A ticket-in, ticket-out system could be introduced to slot machines in clubs in Victoria, sparking an uproar from anti-gambling groups, local media reports.
The cashless play system, which allows gamblers to load money onto barcoded paper is reportedly being considered by the Victorian Commission for Gambling and Liquor Regulation, and was put out for consultation this year.
However, there are fears that the proposed change will increase the harm associated with problem gambling.
According to the Herald Sun, Victorian InterChurch Gambling Taskforce spokesman Mark Zirnsak said the move would be devastating for problem gamblers.
“The Productivity Commission identified the risks of cashless gambling — it can disguise the fact that people are losing real money, and may reinforce anonymous, intense and uninterrupted gambling… Allowing for cashless gambling on pokies is something the government should be stopping, not giving a green light to,” he said.

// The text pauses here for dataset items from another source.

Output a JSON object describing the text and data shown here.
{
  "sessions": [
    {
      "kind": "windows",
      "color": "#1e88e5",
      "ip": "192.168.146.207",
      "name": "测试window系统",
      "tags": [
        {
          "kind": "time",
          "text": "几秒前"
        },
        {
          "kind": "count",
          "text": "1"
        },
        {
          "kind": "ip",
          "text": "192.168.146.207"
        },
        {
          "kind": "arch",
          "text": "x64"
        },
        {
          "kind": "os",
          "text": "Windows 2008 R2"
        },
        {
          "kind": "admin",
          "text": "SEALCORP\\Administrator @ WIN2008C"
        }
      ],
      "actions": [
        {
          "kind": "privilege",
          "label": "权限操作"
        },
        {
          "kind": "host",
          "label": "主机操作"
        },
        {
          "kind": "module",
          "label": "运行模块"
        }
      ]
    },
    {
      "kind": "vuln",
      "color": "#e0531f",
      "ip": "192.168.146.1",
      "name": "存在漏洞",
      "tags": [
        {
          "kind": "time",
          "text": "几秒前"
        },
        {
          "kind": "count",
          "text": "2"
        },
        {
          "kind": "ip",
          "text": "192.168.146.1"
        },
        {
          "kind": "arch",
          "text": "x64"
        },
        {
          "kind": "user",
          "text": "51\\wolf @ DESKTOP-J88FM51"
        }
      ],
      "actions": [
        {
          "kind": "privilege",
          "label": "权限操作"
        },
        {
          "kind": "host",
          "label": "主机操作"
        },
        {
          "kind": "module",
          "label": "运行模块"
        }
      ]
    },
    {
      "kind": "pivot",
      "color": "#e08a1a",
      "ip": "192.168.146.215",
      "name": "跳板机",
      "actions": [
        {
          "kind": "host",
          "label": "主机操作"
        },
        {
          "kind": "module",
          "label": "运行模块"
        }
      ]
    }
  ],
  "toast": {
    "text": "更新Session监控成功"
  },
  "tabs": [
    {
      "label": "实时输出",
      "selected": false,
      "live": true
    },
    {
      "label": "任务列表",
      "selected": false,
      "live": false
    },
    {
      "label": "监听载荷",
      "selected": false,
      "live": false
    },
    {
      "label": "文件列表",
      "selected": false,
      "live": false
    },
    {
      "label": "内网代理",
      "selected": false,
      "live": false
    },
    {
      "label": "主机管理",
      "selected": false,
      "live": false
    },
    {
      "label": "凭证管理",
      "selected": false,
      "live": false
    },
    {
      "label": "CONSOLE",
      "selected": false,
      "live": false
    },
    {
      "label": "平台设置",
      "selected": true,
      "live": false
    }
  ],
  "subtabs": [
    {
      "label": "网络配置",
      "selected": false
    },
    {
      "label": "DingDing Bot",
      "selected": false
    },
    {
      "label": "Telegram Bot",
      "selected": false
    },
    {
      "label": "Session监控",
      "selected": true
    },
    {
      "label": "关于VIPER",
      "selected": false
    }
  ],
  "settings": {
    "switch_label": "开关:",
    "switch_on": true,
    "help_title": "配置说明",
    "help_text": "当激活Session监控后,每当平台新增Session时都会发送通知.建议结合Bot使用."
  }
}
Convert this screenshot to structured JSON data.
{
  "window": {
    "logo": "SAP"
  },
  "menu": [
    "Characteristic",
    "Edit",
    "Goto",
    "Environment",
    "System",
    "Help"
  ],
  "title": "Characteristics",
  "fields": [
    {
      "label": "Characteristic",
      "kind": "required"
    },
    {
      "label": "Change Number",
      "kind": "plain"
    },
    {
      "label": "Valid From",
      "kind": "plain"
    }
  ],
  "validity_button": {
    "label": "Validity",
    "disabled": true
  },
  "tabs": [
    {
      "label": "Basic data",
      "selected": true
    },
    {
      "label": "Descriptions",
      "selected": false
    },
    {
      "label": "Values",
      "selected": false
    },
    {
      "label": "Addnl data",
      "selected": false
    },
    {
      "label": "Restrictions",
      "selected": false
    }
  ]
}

Greens gambling spokeswoman Colleen Hartland said people would “lose massive amounts of money” if the cashless system was introduced.
“It is just avoiding the move to get rid of ATMs in venues. This will just make it easier to gamble,” she said.
Patrick Hutchens, a spokesman for Gaming and Liquor Regulation Minister Marlene Kairouz, said authorities were working to reduce gambling harm across the state.
“Cashless gaming has operated at Crown Casino for several years and we understand some pubs and clubs are interested in introducing this technology at their venues,’’ Mr Hutchens said.
“We’re currently considering appropriate harm minimization measures for cashless gaming as part of our broader review of gaming machine regulations in Victoria.”